En invierno, aún de madrugada, en la fragua chisporroteaban los carbones encendidos donde se calentaban los hierros que luego se forjaban sobre el yunque.
La mayor actividad la cumplía durante los meses en que los colonos roturaban la tierra y la desmenuzaban para la siembra.
El herrero fabricaba desde una simple argolla para lazos y otro uso, bocados de frenos, herraduras, bisagras, cerrojos, enrejados, enllantadas en ruedas, herrajes en los primeros carros hasta el más complicado implemento –como arados, rastras, etc.- para desarrollar las actividades rurales.

 El Carpintero

Cuando se fundaron las colonias, al carpintero le sobraban conocimientos, pero le faltaban herramientas y materiales para satisfacer las urgentes necesidades en aberturas y muebles que demandaban las nuevas poblaciones. Con materiales que pudo adquirir y otros que aportaron los interesados, procuró, sin embargo, conformar las necesidades más apremiantes.
Posteriormente, al progresar las colonias, y al contar ya con materiales, nuevas herramientas y pinturas, mejoró su taller y comenzó a fabricar muebles de modelos y diseños propios.

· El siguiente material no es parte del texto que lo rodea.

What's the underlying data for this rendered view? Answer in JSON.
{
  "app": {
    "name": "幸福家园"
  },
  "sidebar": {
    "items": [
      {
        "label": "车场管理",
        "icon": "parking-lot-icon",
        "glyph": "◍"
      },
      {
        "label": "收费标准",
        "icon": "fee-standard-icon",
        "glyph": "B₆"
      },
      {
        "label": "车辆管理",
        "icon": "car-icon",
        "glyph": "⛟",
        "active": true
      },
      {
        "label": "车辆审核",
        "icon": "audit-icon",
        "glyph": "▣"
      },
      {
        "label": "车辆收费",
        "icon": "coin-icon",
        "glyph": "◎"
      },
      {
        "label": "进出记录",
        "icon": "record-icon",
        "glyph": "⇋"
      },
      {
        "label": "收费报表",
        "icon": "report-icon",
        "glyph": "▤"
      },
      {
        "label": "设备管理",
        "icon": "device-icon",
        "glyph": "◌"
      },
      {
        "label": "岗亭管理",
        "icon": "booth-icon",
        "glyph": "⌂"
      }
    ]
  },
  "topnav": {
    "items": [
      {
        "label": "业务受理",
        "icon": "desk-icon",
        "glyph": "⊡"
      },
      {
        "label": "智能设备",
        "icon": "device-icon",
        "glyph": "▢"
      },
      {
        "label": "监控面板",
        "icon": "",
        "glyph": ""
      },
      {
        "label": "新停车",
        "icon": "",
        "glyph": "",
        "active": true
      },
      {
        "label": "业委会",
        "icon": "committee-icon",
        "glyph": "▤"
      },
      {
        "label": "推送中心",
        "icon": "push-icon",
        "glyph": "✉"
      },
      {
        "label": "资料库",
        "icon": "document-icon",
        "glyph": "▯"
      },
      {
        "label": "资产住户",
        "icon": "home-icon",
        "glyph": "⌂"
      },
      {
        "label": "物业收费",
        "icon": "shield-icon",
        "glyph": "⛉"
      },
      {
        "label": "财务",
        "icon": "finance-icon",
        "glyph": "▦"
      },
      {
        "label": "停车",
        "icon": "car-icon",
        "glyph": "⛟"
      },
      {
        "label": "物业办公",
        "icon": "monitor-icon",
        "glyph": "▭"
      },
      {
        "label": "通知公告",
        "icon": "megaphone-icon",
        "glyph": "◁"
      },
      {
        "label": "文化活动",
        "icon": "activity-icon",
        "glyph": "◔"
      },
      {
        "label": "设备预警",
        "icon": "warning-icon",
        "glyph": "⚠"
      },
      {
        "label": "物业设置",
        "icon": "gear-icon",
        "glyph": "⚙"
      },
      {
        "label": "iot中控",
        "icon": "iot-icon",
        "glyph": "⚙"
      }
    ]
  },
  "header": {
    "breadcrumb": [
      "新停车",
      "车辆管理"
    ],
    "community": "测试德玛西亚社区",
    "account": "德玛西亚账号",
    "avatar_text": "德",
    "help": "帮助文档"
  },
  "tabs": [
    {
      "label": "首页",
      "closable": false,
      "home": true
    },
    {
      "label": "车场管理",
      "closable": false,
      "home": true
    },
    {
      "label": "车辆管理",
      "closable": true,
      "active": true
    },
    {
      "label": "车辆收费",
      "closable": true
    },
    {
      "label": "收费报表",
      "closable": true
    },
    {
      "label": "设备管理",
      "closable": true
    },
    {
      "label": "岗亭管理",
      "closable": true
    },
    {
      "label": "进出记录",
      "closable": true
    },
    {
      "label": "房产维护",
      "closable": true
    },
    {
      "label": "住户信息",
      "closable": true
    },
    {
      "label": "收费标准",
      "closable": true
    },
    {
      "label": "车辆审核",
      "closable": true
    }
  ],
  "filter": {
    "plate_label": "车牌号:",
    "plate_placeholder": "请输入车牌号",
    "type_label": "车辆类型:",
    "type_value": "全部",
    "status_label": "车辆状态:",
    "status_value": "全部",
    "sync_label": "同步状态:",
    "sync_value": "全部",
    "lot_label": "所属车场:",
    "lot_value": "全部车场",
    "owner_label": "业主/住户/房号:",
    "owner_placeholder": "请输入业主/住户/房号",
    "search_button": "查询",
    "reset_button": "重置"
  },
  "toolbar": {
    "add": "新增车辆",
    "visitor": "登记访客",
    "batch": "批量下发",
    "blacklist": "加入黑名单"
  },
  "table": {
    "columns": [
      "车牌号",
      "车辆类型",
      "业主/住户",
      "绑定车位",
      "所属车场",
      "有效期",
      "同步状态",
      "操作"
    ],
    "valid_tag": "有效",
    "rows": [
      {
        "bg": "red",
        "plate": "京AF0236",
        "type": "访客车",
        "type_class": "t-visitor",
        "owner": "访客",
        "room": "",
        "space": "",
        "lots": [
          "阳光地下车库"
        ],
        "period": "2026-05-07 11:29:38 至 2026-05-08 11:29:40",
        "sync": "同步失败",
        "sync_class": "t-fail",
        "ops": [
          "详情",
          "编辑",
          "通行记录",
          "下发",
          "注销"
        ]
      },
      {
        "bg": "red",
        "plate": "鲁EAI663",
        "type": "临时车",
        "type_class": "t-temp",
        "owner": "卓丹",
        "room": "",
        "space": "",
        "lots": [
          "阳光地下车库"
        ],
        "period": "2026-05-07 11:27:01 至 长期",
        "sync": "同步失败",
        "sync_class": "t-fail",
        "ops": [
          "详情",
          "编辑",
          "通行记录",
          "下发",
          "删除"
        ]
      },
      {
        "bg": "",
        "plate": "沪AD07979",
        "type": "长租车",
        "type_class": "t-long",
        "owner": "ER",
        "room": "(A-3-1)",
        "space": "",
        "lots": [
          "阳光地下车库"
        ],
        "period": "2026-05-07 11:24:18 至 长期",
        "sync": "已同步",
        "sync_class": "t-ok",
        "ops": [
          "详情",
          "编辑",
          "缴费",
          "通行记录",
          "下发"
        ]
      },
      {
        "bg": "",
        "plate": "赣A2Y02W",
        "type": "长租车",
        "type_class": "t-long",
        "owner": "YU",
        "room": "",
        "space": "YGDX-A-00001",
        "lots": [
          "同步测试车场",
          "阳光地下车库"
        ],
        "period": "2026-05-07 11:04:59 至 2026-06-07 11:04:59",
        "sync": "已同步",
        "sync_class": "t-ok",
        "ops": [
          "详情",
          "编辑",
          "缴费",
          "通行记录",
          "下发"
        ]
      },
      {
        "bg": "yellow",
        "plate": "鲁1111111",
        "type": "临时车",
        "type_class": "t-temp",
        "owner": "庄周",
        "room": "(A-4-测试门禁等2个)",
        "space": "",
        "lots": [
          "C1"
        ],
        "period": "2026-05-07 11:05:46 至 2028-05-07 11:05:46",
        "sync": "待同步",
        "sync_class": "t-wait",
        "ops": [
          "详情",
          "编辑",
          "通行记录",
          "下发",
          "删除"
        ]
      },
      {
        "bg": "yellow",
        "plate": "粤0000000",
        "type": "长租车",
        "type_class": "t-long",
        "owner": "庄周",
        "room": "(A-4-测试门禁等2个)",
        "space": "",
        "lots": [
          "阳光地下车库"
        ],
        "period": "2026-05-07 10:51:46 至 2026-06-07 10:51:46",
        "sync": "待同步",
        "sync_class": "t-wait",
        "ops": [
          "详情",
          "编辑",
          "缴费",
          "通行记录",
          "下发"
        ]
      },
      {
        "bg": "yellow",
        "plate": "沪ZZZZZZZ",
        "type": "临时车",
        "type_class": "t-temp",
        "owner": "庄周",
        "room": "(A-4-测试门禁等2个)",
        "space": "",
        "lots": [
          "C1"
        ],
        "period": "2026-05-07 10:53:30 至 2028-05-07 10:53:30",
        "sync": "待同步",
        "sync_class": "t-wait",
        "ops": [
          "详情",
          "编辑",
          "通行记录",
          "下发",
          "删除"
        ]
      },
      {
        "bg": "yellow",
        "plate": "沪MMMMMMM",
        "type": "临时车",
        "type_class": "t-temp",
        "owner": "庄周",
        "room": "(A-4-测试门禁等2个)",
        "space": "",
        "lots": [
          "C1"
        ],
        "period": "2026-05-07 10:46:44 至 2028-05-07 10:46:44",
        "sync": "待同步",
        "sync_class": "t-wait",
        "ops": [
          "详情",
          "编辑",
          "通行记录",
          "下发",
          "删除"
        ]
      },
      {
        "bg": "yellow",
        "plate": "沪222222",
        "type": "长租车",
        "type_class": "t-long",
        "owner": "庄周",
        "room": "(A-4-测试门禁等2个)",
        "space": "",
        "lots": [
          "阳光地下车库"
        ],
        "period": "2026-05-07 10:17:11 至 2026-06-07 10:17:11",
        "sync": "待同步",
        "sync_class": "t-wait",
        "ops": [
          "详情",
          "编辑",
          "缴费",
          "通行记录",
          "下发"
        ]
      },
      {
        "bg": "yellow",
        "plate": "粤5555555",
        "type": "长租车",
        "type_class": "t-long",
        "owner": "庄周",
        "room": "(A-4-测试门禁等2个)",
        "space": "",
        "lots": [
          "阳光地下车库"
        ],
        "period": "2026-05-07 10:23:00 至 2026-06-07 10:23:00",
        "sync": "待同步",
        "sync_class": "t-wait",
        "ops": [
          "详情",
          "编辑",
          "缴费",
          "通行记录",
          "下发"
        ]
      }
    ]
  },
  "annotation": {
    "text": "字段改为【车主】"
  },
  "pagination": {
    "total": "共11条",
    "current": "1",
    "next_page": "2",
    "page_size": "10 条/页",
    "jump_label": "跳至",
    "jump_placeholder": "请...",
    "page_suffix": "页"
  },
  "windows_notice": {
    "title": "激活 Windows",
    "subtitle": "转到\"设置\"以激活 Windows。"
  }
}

Creaba además de muebles para cocina, comedor y dormitorios, mesas, bancos, sillas, camas, baúles, roperos; grandes puertas y ventanas con maderas de cedro y marcos de lapacho; y colocaba pisos y cielorrasos de madera pinotea importada.

El talabartero

Ejercía su profesión en un modesto taller, generalmente instalado en un ambiente de su vivienda, rodeado de cueros y herramientas, tales como un filoso cuchillo, un par de leznas, un martillo, una tenaza, un sacabocado, y algunos otros implementos creados por su ingenio para solucionar inconvenientes que surgían de las circunstancias y los pedidos de los clientes.
Fabricaba las llamadas "pecheras rusas", retrancas, tiros, cabezales, bozales, riendas, bastos, cinchas, maneas, etc.

El zapatero

La historia del zapatero transcurrió por diferentes etapas. En sus inicios, trabajó en su humilde vivienda, con herramientas manuales y materiales indispensables para reparaciones de calzado y la fabricación manual de botas, borceguíes y otros calzados rústicos que se utilizaban en las labores de campo. Luego, conjuntamente con el desarrollo de la localidad donde residía, fue progresando, logró instalar una máquina para coser cueros y mejor la calidad de sus trabajos.